Riccardello et al report the case of 14-year-old girl with a history of myelomeningocele and ventriculoperitoneal shunt-treated hydrocephalus who presented with right-sided abdominal pain and subcutaneous emphysema that developed over a 1-week period. A CT scan of the patient's abdomen revealed a retained distal ventriculoperitoneal (VP) catheter with air tracking from the catheter to the upper chest wall. Given the high suspicion of the catheter being intraluminal, an exploratory laparotomy was performed and revealed multiple jejunal perforations.
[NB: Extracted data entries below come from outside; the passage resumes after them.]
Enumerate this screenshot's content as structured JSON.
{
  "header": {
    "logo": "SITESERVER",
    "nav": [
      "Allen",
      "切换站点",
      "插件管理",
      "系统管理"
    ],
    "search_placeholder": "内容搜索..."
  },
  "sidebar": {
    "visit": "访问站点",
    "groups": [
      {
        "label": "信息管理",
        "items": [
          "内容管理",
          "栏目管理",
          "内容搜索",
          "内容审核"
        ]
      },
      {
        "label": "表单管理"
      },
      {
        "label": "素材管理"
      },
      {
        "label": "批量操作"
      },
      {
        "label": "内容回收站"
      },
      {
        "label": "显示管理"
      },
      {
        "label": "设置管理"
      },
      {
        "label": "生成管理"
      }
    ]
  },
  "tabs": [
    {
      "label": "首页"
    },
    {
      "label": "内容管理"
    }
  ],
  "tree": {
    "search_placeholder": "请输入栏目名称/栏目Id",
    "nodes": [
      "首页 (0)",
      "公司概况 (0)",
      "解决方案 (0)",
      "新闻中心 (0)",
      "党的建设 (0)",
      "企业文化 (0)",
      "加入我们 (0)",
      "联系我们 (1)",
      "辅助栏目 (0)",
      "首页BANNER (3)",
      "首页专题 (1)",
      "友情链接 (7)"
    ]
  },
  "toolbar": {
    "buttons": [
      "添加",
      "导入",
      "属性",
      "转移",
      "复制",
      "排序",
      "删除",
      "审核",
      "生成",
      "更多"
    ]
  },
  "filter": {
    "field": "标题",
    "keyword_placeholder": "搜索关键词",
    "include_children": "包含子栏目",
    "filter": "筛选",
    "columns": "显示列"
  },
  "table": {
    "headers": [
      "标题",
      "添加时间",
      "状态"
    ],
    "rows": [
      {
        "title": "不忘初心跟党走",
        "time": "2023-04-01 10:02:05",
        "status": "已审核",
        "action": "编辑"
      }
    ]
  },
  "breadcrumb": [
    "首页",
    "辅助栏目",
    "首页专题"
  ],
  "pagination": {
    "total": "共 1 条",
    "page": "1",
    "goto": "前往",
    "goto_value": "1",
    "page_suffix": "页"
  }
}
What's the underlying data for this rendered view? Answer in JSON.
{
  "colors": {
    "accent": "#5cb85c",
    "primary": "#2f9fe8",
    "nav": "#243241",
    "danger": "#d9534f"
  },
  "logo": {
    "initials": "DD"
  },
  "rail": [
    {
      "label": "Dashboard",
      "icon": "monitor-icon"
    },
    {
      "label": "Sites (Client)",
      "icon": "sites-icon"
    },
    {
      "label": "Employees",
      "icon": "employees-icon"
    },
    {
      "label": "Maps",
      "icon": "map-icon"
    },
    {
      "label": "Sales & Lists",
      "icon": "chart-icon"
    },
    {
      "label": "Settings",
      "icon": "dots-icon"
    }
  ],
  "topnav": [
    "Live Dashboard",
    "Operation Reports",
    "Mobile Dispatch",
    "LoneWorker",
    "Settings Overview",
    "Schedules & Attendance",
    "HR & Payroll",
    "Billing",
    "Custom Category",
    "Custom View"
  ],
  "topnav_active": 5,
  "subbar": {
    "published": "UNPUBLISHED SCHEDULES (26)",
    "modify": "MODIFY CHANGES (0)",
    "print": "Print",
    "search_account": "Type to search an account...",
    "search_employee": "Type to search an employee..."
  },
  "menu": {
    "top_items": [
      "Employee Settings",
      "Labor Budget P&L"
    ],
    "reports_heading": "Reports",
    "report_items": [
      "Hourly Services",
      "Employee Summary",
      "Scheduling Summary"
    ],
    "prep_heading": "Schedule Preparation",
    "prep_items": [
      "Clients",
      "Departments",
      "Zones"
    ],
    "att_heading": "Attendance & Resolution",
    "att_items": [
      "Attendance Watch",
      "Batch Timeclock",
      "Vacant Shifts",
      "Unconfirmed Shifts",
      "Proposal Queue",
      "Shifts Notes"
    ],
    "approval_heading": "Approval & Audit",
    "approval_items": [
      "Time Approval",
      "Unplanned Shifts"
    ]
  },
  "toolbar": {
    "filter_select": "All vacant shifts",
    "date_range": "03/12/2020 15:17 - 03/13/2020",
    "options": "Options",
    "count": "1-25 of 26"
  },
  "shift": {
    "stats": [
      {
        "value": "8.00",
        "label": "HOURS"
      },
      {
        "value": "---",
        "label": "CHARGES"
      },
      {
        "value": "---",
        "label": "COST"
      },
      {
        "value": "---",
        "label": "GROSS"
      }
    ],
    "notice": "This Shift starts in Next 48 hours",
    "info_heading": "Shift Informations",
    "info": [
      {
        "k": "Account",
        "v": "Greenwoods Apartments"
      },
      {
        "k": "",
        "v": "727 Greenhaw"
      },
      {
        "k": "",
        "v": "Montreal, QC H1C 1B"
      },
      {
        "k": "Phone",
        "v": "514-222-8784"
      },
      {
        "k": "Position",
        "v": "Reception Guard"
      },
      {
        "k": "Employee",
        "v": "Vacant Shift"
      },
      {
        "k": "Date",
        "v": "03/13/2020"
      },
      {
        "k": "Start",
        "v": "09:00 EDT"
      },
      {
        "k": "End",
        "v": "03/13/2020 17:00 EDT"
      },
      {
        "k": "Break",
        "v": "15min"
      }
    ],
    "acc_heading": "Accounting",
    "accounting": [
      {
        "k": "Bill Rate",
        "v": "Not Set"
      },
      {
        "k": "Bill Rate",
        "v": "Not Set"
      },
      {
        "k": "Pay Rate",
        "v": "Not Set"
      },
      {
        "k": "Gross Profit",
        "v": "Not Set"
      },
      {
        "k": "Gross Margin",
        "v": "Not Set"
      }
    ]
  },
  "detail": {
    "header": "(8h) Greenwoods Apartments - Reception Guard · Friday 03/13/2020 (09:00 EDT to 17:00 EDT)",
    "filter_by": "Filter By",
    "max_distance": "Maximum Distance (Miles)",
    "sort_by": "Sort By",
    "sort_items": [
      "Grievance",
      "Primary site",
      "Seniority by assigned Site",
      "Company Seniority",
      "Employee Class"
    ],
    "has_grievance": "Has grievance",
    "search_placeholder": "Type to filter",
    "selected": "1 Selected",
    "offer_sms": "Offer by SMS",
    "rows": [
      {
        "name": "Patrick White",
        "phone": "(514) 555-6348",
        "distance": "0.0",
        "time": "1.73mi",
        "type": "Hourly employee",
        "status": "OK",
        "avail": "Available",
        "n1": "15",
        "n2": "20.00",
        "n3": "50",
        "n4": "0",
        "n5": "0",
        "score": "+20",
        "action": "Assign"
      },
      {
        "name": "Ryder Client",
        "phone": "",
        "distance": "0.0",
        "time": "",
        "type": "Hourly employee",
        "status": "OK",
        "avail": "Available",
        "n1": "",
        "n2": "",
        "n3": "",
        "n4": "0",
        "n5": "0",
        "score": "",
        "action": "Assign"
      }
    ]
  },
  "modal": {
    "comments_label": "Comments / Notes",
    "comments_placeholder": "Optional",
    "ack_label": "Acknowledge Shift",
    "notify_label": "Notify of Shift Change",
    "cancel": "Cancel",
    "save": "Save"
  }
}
The patient required a partial small-bowel resection and reanastomosis for complete removal of the retained catheter. Six other similar cases of bowel perforation occurring in patients with abandoned VP and subdural-peritoneal shunts have been reported. The authors analyzed these cases with regard to age of presentation, symptomatic presentation, management, morbidity, and mortality. While there was 0% mortality associated with bowel perforation secondary to a retained distal VP catheter, the morbidity was significantly high and included peritonitis and small bowel resection 2).

Tchirkow G, Verhagen AD. Bacterial peritonitis in patients with ventriculoperitoneal shunt. J Pediatr Surg. 1979 Apr;14(2):182-4. PubMed PMID: 458542.
Riccardello GJ Jr, Barr LK, Bassani L. Bowel perforation presenting with acute abdominal pain and subcutaneous emphysema in a 14-year-old girl with an abandoned distal peritoneal shunt catheter: case report. J Neurosurg Pediatr. 2016 May 6:1-4. [Epub ahead of print] PubMed PMID: 27153375.